Gesa im Klimaliste T-Shirt
Gesa (Listenplatz 3) ist Mutter und Gründerin der Organisation "Deutschland Forstet Auf"

Das zu akzeptieren hat mich vieles gekostet, vor allem den von mir eingeschlagenen Weg in eine Zukunft, die ich mir so schön vorgestellt hatte. Eine Illusion von einer Welt, in der nichts Konsequenzen hat, was ich tue -  außer positive für mich. Meine Art zu reisen, meine Art Klamotten zu konsumieren, meine Art zu essen. Nicht nur zu wissen, dass dies auf Kosten anderer ging, sondern anzuerkennen und auch zu spüren, das hat mich getroffen. Nein, es hat mich überwältigt. 
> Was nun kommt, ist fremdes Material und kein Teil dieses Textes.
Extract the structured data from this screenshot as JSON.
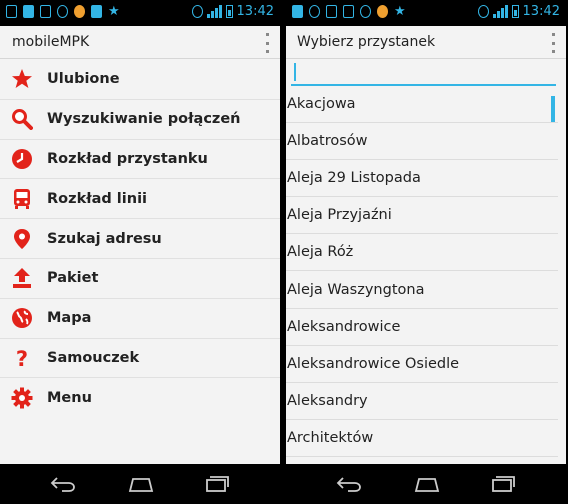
{
  "status": {
    "time": "13:42"
  },
  "left_screen": {
    "title": "mobileMPK",
    "menu": [
      {
        "label": "Ulubione",
        "icon": "star-icon"
      },
      {
        "label": "Wyszukiwanie połączeń",
        "icon": "search-icon"
      },
      {
        "label": "Rozkład przystanku",
        "icon": "clock-icon"
      },
      {
        "label": "Rozkład linii",
        "icon": "bus-icon"
      },
      {
        "label": "Szukaj adresu",
        "icon": "map-pin-icon"
      },
      {
        "label": "Pakiet",
        "icon": "upload-icon"
      },
      {
        "label": "Mapa",
        "icon": "globe-icon"
      },
      {
        "label": "Samouczek",
        "icon": "question-icon"
      },
      {
        "label": "Menu",
        "icon": "gear-icon"
      }
    ]
  },
  "right_screen": {
    "title": "Wybierz przystanek",
    "search": {
      "value": ""
    },
    "stops": [
      "Akacjowa",
      "Albatrosów",
      "Aleja 29 Listopada",
      "Aleja Przyjaźni",
      "Aleja Róż",
      "Aleja Waszyngtona",
      "Aleksandrowice",
      "Aleksandrowice Osiedle",
      "Aleksandry",
      "Architektów"
    ]
  },
  "colors": {
    "accent": "#33b5e5",
    "icon_red": "#e2231a",
    "background": "#f3f3f3"
  }
}
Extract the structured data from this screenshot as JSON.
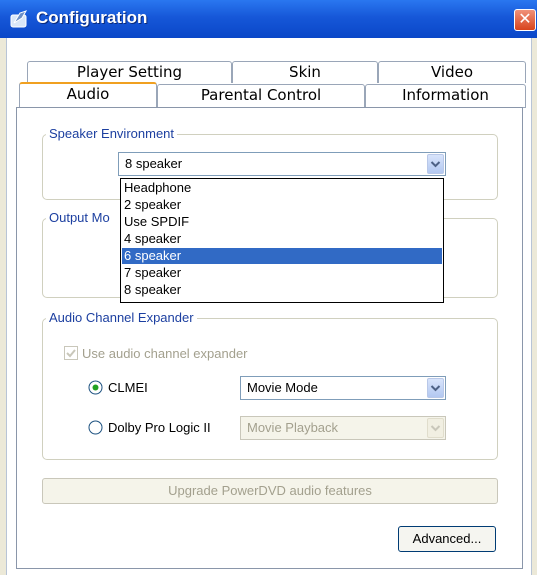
{
  "window": {
    "title": "Configuration",
    "close_label": "✕"
  },
  "tabs": {
    "back": [
      "Player Setting",
      "Skin",
      "Video"
    ],
    "front": [
      "Audio",
      "Parental Control",
      "Information"
    ],
    "active": "Audio"
  },
  "speaker_environment": {
    "legend": "Speaker Environment",
    "selected": "8 speaker",
    "options": [
      "Headphone",
      "2 speaker",
      "Use SPDIF",
      "4 speaker",
      "6 speaker",
      "7 speaker",
      "8 speaker"
    ],
    "highlighted": "6 speaker"
  },
  "output_mode": {
    "legend_visible": "Output Mo"
  },
  "audio_channel_expander": {
    "legend": "Audio Channel Expander",
    "checkbox_label": "Use audio channel expander",
    "checkbox_checked": true,
    "clmei_label": "CLMEI",
    "clmei_mode": "Movie Mode",
    "dolby_label": "Dolby Pro Logic II",
    "dolby_mode": "Movie Playback",
    "selected_radio": "CLMEI"
  },
  "buttons": {
    "upgrade": "Upgrade PowerDVD audio features",
    "advanced": "Advanced..."
  },
  "colors": {
    "accent": "#316ac5",
    "title_bar": "#1657d8",
    "legend_text": "#1c3fa0",
    "active_tab_top": "#f0a020"
  }
}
Aber es hat mich letztlich auch befreit von einer Last ständig in einem Wettbewerb zu sein, ein Wettbewerb um den tollsten Urlaub, die coolsten Klamotten, die beste Performance auf der Arbeit.  Ich bin komplett auf mich zurück gefallen. Und da war das Vertrauen meiner Eltern in mich.

Ich will nicht dafür werben, dass jeder diese Transformation durchmachen muss, dass jede:r Veganer:in werden muss, oder jede:r nicht mehr mit dem Flugzeug reisen soll. Aber ich will dafür werben, hinzuschauen. Es ist heiß, es gibt weniger Insekten die Blüten bestäuben, es gibt kaum noch Eis, das Licht zurück ins Weltall reflektieren kann. Es gibt überall Autos, wo Raum für Spielplätze, Büsche und Bäume sein könnte auf denen alte Menschen an heißen Tagen Schatten finden könnten. Es gibt Überschwemmungen in unserer Stadt, aber es gibt auch die Möglichkeit unsere Stadt umzubauen, so dass wir das Wasser für mehr Bäume, Büsche und Stadtgärten nutzen könnten. 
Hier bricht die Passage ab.